Because he wanted to please Ma, Gabriel recited the next verse. “‘Or my enemy will savage me like a lion, carry me off with no one to rescue me.’”
The second work horn sounded. Ma pressed against the tree and stroked her stomach while the blood continued to flow; Gabriel wiped pearls of sweat from her brow. He blew a cool breath over Ma’s temple, the way she always did for him on every August night.
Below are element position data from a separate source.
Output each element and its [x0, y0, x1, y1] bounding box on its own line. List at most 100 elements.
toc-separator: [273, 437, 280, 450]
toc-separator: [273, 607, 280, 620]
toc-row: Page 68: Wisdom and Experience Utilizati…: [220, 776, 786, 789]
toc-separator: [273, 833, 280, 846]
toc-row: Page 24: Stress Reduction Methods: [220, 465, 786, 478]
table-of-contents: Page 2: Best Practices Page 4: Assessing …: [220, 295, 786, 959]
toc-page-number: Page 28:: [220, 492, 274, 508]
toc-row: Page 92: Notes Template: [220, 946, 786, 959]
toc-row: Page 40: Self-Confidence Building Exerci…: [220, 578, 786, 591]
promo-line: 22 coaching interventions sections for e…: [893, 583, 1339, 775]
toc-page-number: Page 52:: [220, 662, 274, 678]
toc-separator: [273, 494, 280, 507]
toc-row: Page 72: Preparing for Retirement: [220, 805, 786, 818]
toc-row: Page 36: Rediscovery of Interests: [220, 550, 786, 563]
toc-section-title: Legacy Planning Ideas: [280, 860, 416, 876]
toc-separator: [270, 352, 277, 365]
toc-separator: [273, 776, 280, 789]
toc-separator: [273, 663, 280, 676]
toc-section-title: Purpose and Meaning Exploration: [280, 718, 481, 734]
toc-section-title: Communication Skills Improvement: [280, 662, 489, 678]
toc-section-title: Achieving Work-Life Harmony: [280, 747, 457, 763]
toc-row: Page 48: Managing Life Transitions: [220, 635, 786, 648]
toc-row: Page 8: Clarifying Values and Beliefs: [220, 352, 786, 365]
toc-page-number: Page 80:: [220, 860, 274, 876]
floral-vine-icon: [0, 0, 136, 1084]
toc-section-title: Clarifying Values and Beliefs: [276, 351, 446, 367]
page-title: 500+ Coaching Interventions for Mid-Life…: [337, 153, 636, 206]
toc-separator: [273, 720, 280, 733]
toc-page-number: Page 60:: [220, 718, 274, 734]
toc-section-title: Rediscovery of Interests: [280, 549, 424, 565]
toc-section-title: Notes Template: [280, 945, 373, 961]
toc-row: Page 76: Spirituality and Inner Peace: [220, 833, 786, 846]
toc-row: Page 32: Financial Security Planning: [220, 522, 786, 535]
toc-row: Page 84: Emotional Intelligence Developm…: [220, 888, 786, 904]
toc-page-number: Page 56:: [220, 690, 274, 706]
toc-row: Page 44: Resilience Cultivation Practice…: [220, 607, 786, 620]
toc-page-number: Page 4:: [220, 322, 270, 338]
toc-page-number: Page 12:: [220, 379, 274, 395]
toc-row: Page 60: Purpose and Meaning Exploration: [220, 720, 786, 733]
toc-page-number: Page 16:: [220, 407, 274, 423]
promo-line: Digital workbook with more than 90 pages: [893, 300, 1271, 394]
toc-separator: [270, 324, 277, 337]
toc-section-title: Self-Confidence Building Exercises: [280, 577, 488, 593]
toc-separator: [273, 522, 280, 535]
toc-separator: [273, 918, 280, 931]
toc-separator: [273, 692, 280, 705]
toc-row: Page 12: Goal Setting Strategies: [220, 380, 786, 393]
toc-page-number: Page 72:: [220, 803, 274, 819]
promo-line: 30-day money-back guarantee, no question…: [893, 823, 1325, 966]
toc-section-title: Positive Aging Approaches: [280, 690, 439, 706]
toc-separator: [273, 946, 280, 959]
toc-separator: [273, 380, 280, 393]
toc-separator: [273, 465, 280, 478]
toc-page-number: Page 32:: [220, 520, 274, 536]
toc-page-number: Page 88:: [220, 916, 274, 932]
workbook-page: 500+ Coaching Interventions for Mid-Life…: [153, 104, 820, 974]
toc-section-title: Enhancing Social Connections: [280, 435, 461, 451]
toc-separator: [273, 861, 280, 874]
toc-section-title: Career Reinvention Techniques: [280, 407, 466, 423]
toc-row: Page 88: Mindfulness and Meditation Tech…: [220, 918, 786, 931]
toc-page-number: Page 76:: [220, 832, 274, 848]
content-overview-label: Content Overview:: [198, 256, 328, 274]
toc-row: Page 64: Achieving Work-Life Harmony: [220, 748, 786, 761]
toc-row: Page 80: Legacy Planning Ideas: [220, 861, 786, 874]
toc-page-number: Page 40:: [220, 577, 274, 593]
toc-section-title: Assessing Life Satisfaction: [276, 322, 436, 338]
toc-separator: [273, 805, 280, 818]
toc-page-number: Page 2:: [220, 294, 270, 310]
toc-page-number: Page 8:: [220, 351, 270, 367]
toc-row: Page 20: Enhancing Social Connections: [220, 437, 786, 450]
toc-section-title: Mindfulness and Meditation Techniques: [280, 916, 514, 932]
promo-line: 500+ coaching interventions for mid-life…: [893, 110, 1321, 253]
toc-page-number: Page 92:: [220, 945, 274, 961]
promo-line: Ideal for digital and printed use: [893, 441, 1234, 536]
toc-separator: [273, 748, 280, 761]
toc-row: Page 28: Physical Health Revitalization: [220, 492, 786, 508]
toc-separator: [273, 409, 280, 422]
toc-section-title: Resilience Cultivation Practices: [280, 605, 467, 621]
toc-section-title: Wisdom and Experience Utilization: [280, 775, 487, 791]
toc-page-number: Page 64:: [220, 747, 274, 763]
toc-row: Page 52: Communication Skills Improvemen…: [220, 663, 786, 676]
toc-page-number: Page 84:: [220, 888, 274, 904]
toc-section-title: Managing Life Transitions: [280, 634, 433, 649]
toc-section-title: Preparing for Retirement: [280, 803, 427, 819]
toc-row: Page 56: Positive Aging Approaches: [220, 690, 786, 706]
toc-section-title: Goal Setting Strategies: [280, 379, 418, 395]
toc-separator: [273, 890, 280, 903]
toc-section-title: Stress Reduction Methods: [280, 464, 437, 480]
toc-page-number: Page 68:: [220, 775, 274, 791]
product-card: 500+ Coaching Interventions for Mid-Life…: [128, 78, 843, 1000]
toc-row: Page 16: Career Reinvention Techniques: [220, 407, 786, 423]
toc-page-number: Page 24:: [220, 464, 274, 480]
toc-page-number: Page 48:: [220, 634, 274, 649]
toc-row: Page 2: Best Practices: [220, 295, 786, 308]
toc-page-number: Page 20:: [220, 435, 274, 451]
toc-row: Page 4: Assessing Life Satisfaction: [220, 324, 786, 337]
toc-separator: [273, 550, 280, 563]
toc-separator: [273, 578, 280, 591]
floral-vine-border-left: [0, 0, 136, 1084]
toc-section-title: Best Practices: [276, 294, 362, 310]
Ma leaned on Gabriel to deliver her fourth son. The child crowned quickly and, with a cord wrapped around his neck, took not one breath.
Holding her stillborn infant close to her heart, Ma said to Gabriel, “Your brother here, he’s like Pa. Little One couldn’t wait around for freedom to reach Brookfield. He went on made his own way free, your brother.”
The house dogs bayed. Gabriel heard shouting in the distance. “Ma?” He shook her shoulder. “Somebody’s coming.”
Gabriel knew his brother might have confessed. Solomon looks after Solomon first.
“What do we say when Mr. Prosser’s man comes for us?” he asked Ma.
Ma shut her eyes and continued the psalm. “‘God is a shield that protects me, savin’ the honest of heart.’”
At Ma’s neck and in the tuck of her arms, spilling out of her dress, Gabriel saw the whip marks made not so long ago by Prosser’s man. Her wounds were pale scars now, all healed up. Gabriel’s hidden wounds, however, cut even deeper. Let Ma do the praying, he thought. One day, I’ll fight for our freedom like Pa.